Research working groups

A group of you could work on a shared research project, over the course of a semester. This could be on cause prioritisation, or on a specific topic of EA importance (e.g. going through the GiveWell charity cost-effectiveness models and criticising them or investigating what the best policy is within a certain area).

Specific skill-building

I worry that at the moment too many of the most dedicated community members are building general-purpose skills, such as by going into consulting, rather than getting skills in particular areas that are underrepresented within the effective altruism movement.

This could include graduate level study in biology, machine learning, economics, or political science, taking up fellowships at a think-tank, or going into government. For those with a quantitative PhD, it could involve applying for the Google Brain Residency program or AI safety fellowship at ASI.

New organisations

I’d love to see people making a concerted effort to develop EA in new areas.

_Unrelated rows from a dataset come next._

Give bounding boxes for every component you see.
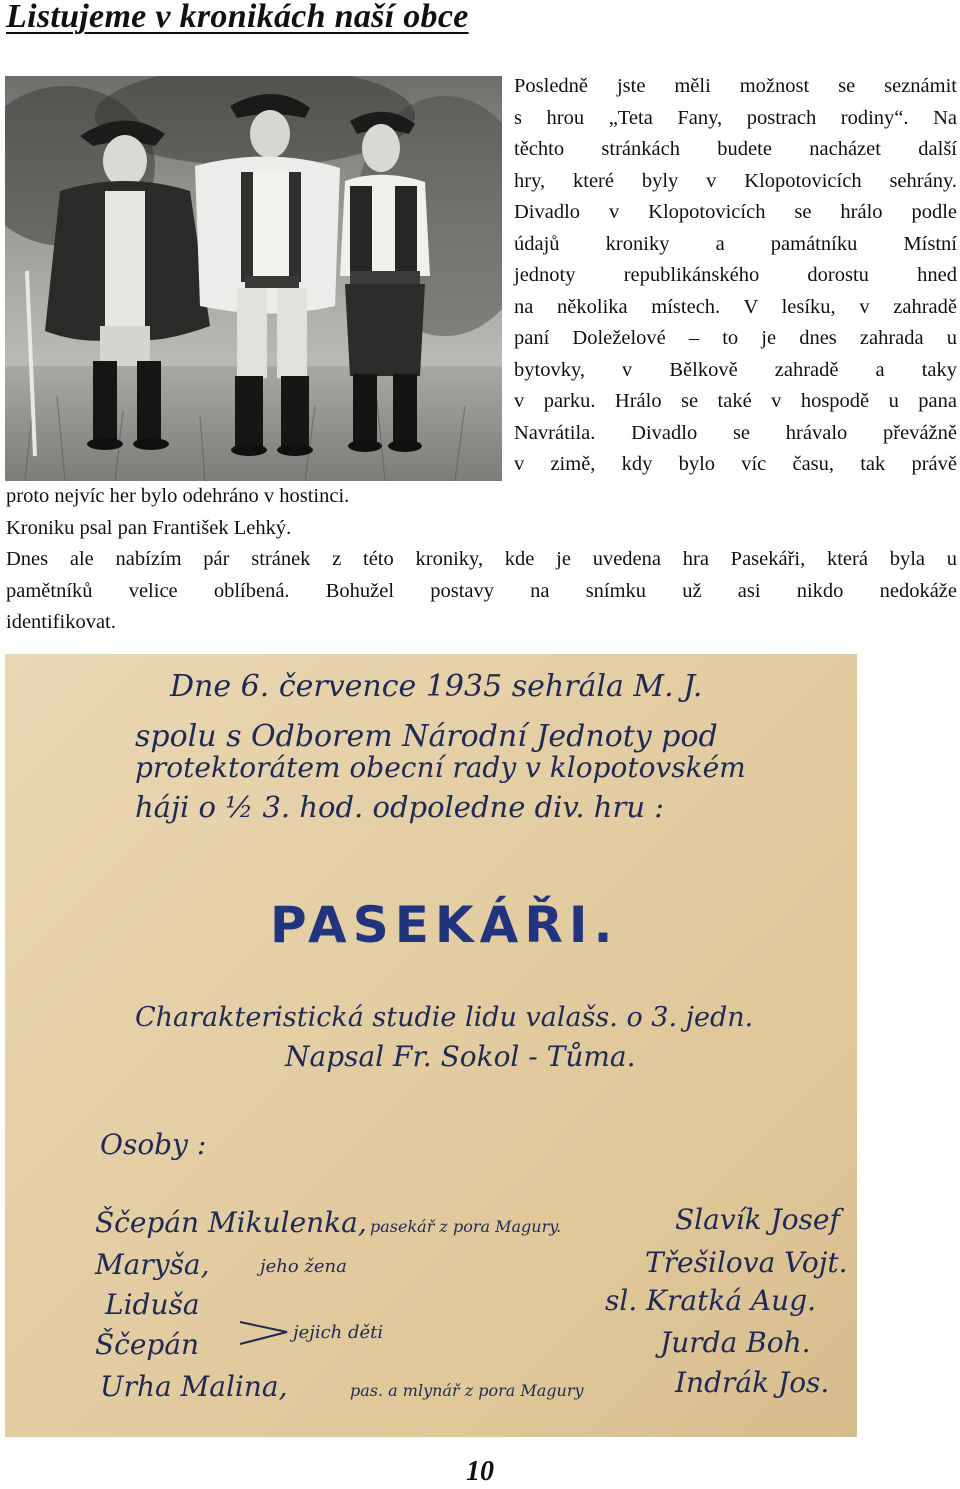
text-line: identifikovat. [6, 611, 116, 633]
text-line: bytovky, v Bělkově zahradě a taky [514, 358, 957, 381]
manuscript-line: háji o ½ 3. hod. odpoledne div. hru : [135, 790, 665, 824]
text-line: těchto stránkách budete nacházet další [514, 138, 957, 160]
intro-paragraph [514, 71, 957, 481]
play-subtitle: Charakteristická studie lidu valašs. o 3. jedn. [135, 1002, 754, 1033]
manuscript-line: spolu s Odborem Národní Jednoty pod [135, 719, 718, 754]
text-line: Posledně jste měli možnost se seznámit [514, 75, 957, 97]
text-line: hry, které byly v Klopotovicích sehrány. [514, 169, 957, 192]
cast-role: Maryša, [95, 1248, 210, 1281]
cast-actor: Slavík Josef [675, 1203, 840, 1236]
play-title: PASEKÁŘI. [270, 896, 619, 954]
chronicle-scan [5, 654, 857, 1437]
cast-actor: Indrák Jos. [675, 1366, 830, 1399]
cast-actor: Jurda Boh. [660, 1326, 811, 1359]
historical-photo [5, 76, 502, 481]
cast-actor: sl. Kratká Aug. [605, 1284, 817, 1317]
text-line: jednoty republikánského dorostu hned [514, 264, 957, 286]
text-line: Dnes ale nabízím pár stránek z této kroniky, kde je uvedena hra Pasekáři, která byla u [6, 548, 957, 570]
text-line: Navrátila. Divadlo se hrávalo převážně [514, 421, 957, 444]
cast-note: jeho žena [260, 1256, 347, 1277]
manuscript-line: Dne 6. července 1935 sehrála M. J. [170, 669, 703, 704]
text-line: Kroniku psal pan František Lehký. [6, 516, 292, 539]
page-number: 10 [466, 1456, 494, 1487]
cast-role: Ščepán Mikulenka, [95, 1206, 367, 1239]
cast-heading: Osoby : [100, 1128, 207, 1161]
text-line: údajů kroniky a památníku Místní [514, 232, 957, 255]
text-line: v zimě, kdy bylo víc času, tak právě [514, 453, 957, 475]
cast-role: Ščepán [95, 1328, 200, 1361]
body-paragraph [6, 481, 957, 639]
cast-role: Urha Malina, [100, 1370, 288, 1403]
text-line: paní Doleželové – to je dnes zahrada u [514, 327, 957, 349]
cast-role: Liduša [105, 1288, 200, 1321]
text-line: pamětníků velice oblíbená. Bohužel postavy na snímku už asi nikdo nedokáže [6, 579, 957, 602]
author-line: Napsal Fr. Sokol - Tůma. [285, 1040, 636, 1073]
text-line: v parku. Hrálo se také v hospodě u pana [514, 390, 957, 412]
cast-note: pas. a mlynář z pora Magury [350, 1381, 584, 1400]
cast-note: pasekář z pora Magury. [370, 1217, 562, 1236]
text-line: s hrou „Teta Fany, postrach rodiny“. Na [514, 106, 957, 129]
page-title: Listujeme v kronikách naší obce [6, 0, 469, 35]
text-line: proto nejvíc her bylo odehráno v hostinci. [6, 485, 350, 507]
manuscript-line: protektorátem obecní rady v klopotovském [135, 751, 746, 784]
text-line: na několika místech. V lesíku, v zahradě [514, 295, 957, 318]
children-note: jejich děti [293, 1322, 384, 1343]
text-line: Divadlo v Klopotovicích se hrálo podle [514, 201, 957, 223]
cast-actor: Třešilova Vojt. [645, 1246, 848, 1279]
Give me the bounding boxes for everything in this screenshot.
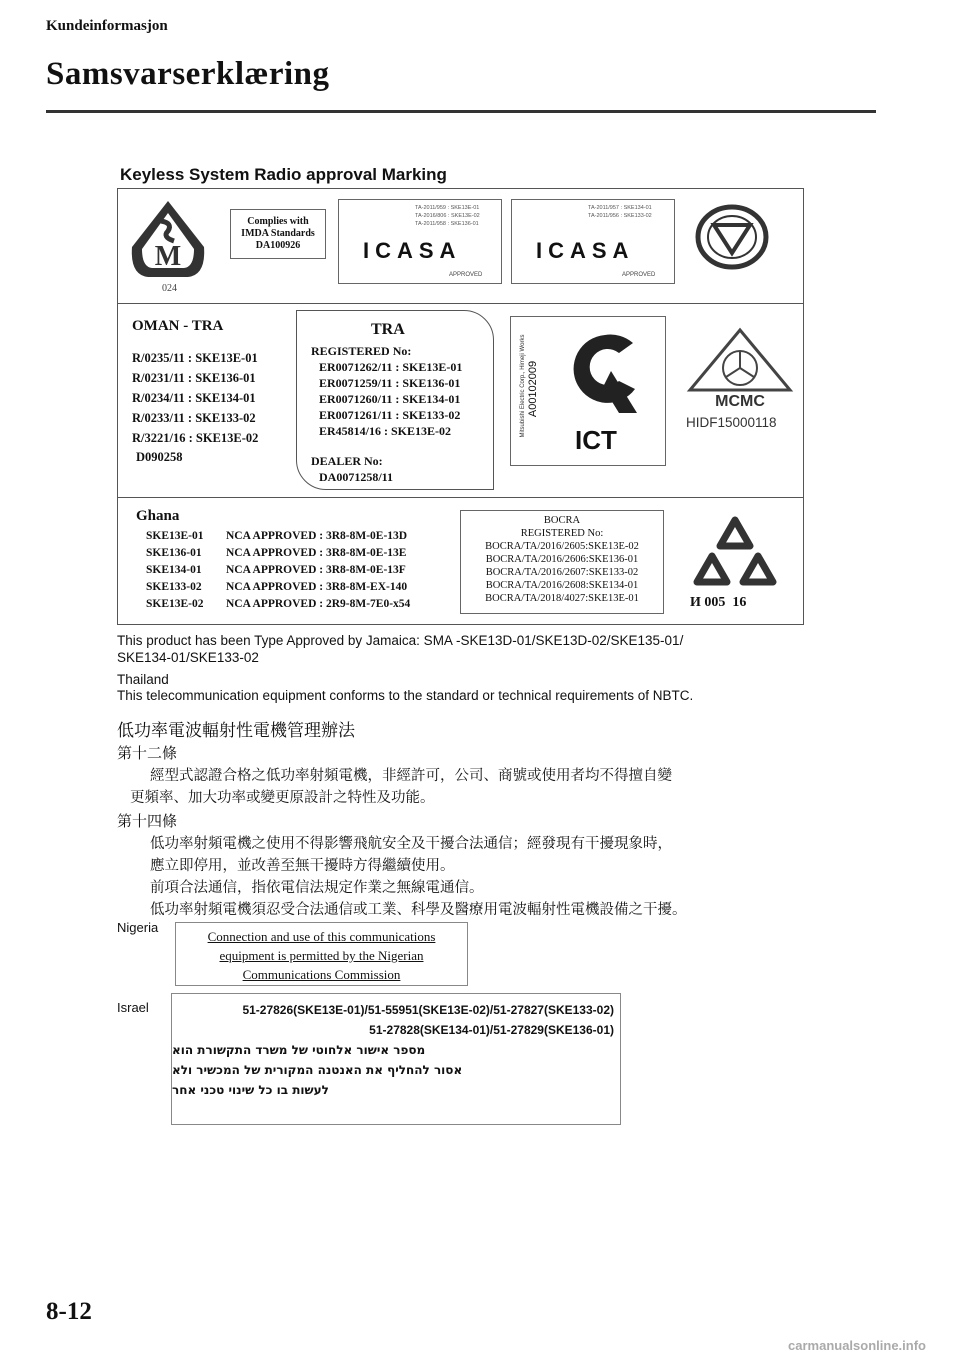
israel-line: לעשות בו כל שינוי טכני אחר [172, 1083, 329, 1097]
ghana-model: SKE136-01 [146, 547, 202, 559]
nigeria-line: Communications Commission [242, 967, 401, 982]
ghana-model: SKE134-01 [146, 564, 202, 576]
ghana-row [146, 528, 410, 545]
mcmc-logo-icon [686, 324, 794, 408]
bocra-line: BOCRA/TA/2016/2605:SKE13E-02 [485, 541, 639, 552]
tra-list [319, 359, 462, 439]
eac-mark [690, 516, 780, 616]
header-rule [46, 110, 876, 113]
tra-title: TRA [371, 321, 405, 338]
ghana-approval: NCA APPROVED : 3R8-8M-0E-13D [226, 530, 408, 542]
article-14-label: 第十四條 [117, 812, 178, 830]
sm-triangle-icon [128, 197, 208, 281]
article-14-line: 前項合法通信，指依電信法規定作業之無線電通信。 [150, 880, 484, 896]
ghana-approval: NCA APPROVED : 3R8-8M-0E-13F [226, 564, 406, 576]
approval-row-2 [117, 303, 804, 498]
icasa-lines [415, 204, 480, 228]
page-title: Samsvarserklæring [46, 56, 330, 92]
mcmc-text: MCMC [715, 393, 765, 408]
oman-line: R/0235/11 : SKE13E-01 [132, 351, 258, 365]
article-12-line: 更頻率、加大功率或變更原設計之特性及功能。 [130, 790, 435, 806]
ghana-row [146, 545, 410, 562]
taiwan-title: 低功率電波輻射性電機管理辦法 [117, 721, 355, 741]
ghana-title: Ghana [136, 508, 180, 524]
approval-row-1 [117, 188, 804, 304]
svg-text:M: M [154, 241, 182, 272]
imda-line: DA100926 [255, 240, 301, 251]
dealer-label: DEALER No: [311, 454, 383, 468]
bocra-line: BOCRA/TA/2016/2607:SKE133-02 [485, 567, 639, 578]
thailand-text: This telecommunication equipment conforms to the standard or technical requirements of NBTC. [117, 688, 694, 703]
ict-logo-icon [567, 331, 643, 417]
tra-line: ER0071259/11 : SKE136-01 [319, 376, 461, 390]
icasa-line: TA-2011/956 : SKE133-02 [588, 213, 652, 219]
bocra-box [460, 510, 664, 614]
bocra-title: BOCRA [543, 515, 581, 526]
oman-line: R/0233/11 : SKE133-02 [132, 411, 256, 425]
tra-line: ER0071260/11 : SKE134-01 [319, 392, 461, 406]
eac-code: И 005 16 [690, 595, 747, 610]
ghana-model: SKE13E-02 [146, 598, 204, 610]
ghana-row [146, 579, 410, 596]
jamaica-line: This product has been Type Approved by Jamaica: SMA -SKE13D-01/SKE13D-02/SKE135-01/ [117, 633, 684, 648]
approval-row-3 [117, 497, 804, 625]
article-14-line: 低功率射頻電機之使用不得影響飛航安全及干擾合法通信；經發現有干擾現象時， [150, 836, 672, 852]
article-14-line: 低功率射頻電機須忍受合法通信或工業、科學及醫療用電波輻射性電機設備之干擾。 [150, 902, 687, 918]
bocra-line: BOCRA/TA/2016/2608:SKE134-01 [485, 580, 639, 591]
article-12-line: 經型式認證合格之低功率射頻電機，非經許可，公司、商號或使用者均不得擅自變 [150, 768, 672, 784]
watermark: carmanualsonline.info [788, 1338, 926, 1353]
jamaica-line: SKE134-01/SKE133-02 [117, 650, 259, 665]
jamaica-text [117, 632, 683, 666]
icasa-mark-1 [338, 199, 502, 284]
bocra-line: BOCRA/TA/2018/4027:SKE13E-01 [485, 593, 639, 604]
icasa-lines [588, 204, 652, 220]
ghana-approval: NCA APPROVED : 3R8-8M-0E-13E [226, 547, 407, 559]
ghana-row [146, 562, 410, 579]
mcmc-mark [686, 324, 794, 434]
article-12-label: 第十二條 [117, 744, 178, 762]
icasa-logo: ICASA [363, 238, 462, 263]
ukraine-approval-logo [694, 203, 770, 271]
imda-line: Complies with [247, 216, 309, 227]
oman-list [132, 348, 258, 448]
ghana-model: SKE13E-01 [146, 530, 204, 542]
oman-title: OMAN - TRA [132, 318, 224, 334]
sm-number: 024 [162, 283, 177, 294]
ict-vertical-text: Mitsubishi Electric Corp., Himeji Works [520, 334, 526, 438]
icasa-line: TA-2011/959 : SKE13E-01 [415, 205, 480, 211]
oman-line: R/0231/11 : SKE136-01 [132, 371, 256, 385]
tra-registered: REGISTERED No: [311, 344, 412, 358]
imda-line: IMDA Standards [241, 228, 315, 239]
icasa-mark-2 [511, 199, 675, 284]
mcmc-code: HIDF15000118 [686, 415, 777, 430]
icasa-line: TA-2016/806 : SKE13E-02 [415, 213, 480, 219]
tra-line: ER0071262/11 : SKE13E-01 [319, 360, 463, 374]
ict-label: ICT [575, 425, 617, 455]
dealer-number: DA0071258/11 [319, 470, 394, 484]
israel-line: מספר אישור אלחוטי של משרד התקשורת הוא [172, 1043, 426, 1057]
tra-line: ER0071261/11 : SKE133-02 [319, 408, 461, 422]
ghana-model: SKE133-02 [146, 581, 202, 593]
israel-label: Israel [117, 1000, 149, 1015]
israel-box [171, 993, 621, 1125]
israel-line: אסור להחליף את האנטנה המקורית של המכשיר ולא [172, 1063, 463, 1077]
ghana-approval: NCA APPROVED : 3R8-8M-EX-140 [226, 581, 408, 593]
page-number: 8-12 [46, 1298, 92, 1325]
tra-box [296, 310, 494, 490]
icasa-line: TA-2011/957 : SKE134-01 [588, 205, 652, 211]
ghana-list [146, 528, 410, 613]
nigeria-line: equipment is permitted by the Nigerian [219, 948, 424, 963]
israel-line: 51-27826(SKE13E-01)/51-55951(SKE13E-02)/51-27827(SKE133-02) [242, 1003, 614, 1017]
nigeria-label: Nigeria [117, 920, 159, 935]
ghana-approval: NCA APPROVED : 2R9-8M-7E0-x54 [226, 598, 411, 610]
ukraine-mark-icon [694, 203, 770, 271]
thailand-label: Thailand [117, 672, 169, 687]
bocra-line: BOCRA/TA/2016/2606:SKE136-01 [485, 554, 639, 565]
oman-line: R/0234/11 : SKE134-01 [132, 391, 256, 405]
bocra-registered: REGISTERED No: [520, 528, 604, 539]
nigeria-line: Connection and use of this communications [207, 929, 436, 944]
section-label: Kundeinformasjon [46, 18, 168, 34]
imda-box [230, 209, 326, 259]
approved-label: APPROVED [622, 272, 656, 278]
icasa-logo: ICASA [536, 238, 635, 263]
israel-line: 51-27828(SKE134-01)/51-27829(SKE136-01) [369, 1023, 614, 1037]
article-14-line: 應立即停用，並改善至無干擾時方得繼續使用。 [150, 858, 455, 874]
sm-logo [128, 197, 208, 281]
figure-title: Keyless System Radio approval Marking [120, 165, 447, 184]
tra-line: ER45814/16 : SKE13E-02 [319, 424, 452, 438]
oman-code: D090258 [136, 450, 183, 464]
nigeria-box [175, 922, 468, 986]
icasa-line: TA-2011/958 : SKE136-01 [415, 221, 479, 227]
approved-label: APPROVED [449, 272, 483, 278]
oman-line: R/3221/16 : SKE13E-02 [132, 431, 259, 445]
ict-mark [510, 316, 666, 466]
eac-triangle-icon [690, 516, 780, 586]
ghana-row [146, 596, 410, 613]
ict-number: A00102009 [527, 360, 539, 418]
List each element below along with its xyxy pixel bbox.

One example would be a think-tank, where people would work out what policies look most promising from an EA perspective. (There are risks involved in this area—in particular of EA becoming partisan—so I think that at this stage the best approach would be research and investigation, rather than activism.) Another would be a GiveWell for impact investing, where you could search for the best impact investing opportunities from an EA perspective.

Writing

I’d be keen to see more long-form writing done on EA topics, whether for blogs, mainstream media, or books. In general, I’m much more interested by deep substantial pieces of writing rather than short think-pieces. Topics could include:

Cause prioritisation

CRISPR and eradicating malaria

What life is really like on $1.90 per day

Geoengineering

Pandemics from novel pathogens

Open borders

Wild animal suffering

Further analysis of common ways of doing good (e.g. recycling, fair trade, divestment, or campaigns) in terms of their effectiveness.

Often there’s already quite a lot of high-quality material on these topics, scattered across blogs and research articles. What’s needed is for someone to gather together those materials and write a single go-to introduction to the topic. (To a significant extent that’s what Doing Good Better was doing.)

I’d be keen to see more people take ideas that we think we already know, but haven’t ever been put down in writing, and write them up in a thorough and even-handed way; for example, why existential risk from anthropogenic causes is greater than the existential risk from natural causes, or why global health is a particularly promising area within global development.

For younger writers, one strategy could be to co-author a book with an established academic. They might have produced a body of research on an important topic, but not be very good at or very interested in writing clearly for a wider audience. In which case, you could suggest to them that you could produce a co-authored book on their topic.